The top 5 most frequently used tokens(1,2,3) is tabled below.

1-gram Frequency
Content	Frequency
the	21633
to	12061
and	11290
a	10715
of	9396
in	7387
i	6492
that	4654
for	4545
is	4384

2-gram Frequency
Content	Frequency
of_the	2053
in_the	1836
to_the	1030
on_the	946
for_the	790
to_be	694
and_the	591
at_the	588
in_a	547
with_the	496

3-gram Frequency
Content	Frequency
one_of_the	172
a_lot_of	159
out_of_the	86
to_be_a	76
it_was_a	71
some_of_the	70
going_to_be	69
be_able_to	60
the_end_of	57
as_well_as	56

We will now create bar plots of the 50 most occuring tokens in 1,2,3 grams tokens model.

1. Top 50 1-gram words

Top 50 2-gram words

Top 50 3-gram words

Next Steps

After exploring the corpus and looking at the most frequent 1,2,3 tokens we notice that there are tokens which have very low frequeny which will add very little significance to the model. Hence such low frequency tokens can be removed from the 1,2,3 N-gram models to save memory and increase performance.

Predicting the Next Word

After successfully cleaning and building N-grams, next word prediction model is developed based on the Kate Back-off algorithm. Here are the the steps to implement the Back-Off model.

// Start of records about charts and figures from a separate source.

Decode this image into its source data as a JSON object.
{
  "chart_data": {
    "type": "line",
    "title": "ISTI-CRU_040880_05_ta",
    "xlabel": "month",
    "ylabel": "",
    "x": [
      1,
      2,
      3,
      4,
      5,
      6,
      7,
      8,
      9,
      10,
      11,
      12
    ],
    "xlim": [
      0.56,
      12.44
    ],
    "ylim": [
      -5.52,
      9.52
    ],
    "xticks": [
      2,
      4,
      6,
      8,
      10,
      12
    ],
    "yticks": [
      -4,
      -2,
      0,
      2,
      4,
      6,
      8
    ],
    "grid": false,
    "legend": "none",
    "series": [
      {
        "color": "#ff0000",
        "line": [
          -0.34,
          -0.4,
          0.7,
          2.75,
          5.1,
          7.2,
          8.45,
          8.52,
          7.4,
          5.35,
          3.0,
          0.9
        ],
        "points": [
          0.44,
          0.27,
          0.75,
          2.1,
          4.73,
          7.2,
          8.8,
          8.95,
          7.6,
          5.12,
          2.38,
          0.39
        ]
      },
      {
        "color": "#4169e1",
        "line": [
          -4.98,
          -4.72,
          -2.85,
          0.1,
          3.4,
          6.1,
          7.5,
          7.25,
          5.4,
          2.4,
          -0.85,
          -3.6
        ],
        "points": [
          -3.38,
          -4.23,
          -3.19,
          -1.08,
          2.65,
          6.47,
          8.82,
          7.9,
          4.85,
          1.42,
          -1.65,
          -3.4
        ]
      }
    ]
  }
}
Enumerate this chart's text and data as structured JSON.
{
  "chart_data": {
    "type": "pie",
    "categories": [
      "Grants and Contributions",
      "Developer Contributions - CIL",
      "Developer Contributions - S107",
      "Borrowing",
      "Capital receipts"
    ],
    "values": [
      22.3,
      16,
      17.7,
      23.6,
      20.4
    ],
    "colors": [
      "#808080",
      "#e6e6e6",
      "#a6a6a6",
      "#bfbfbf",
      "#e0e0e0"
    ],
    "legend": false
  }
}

Clean the user input which is the sequence of words by using same techniques used to clean the training data sets.
Extract last three or last two or the last one word depending upon the number of words given by the user.
If there is no match in 4-gram, back-off to 3-gram. Match the last two words of the user input with the first two words of 3-gram. If the last two words of the user input is found in the 3-gram, the third word in the 3-gram will be predicted word.
If there is no match in 3-gram, back-off to 2-gram. Match the last word of the user input with the first word of 2-gram. If the last word of the user input is found in the 2-gram, the second word in the 2-gram will be predicted word.
If there is no match in 2-gram, back-off to 1-gram. the most frequent word from 1-gram will be the predicted word.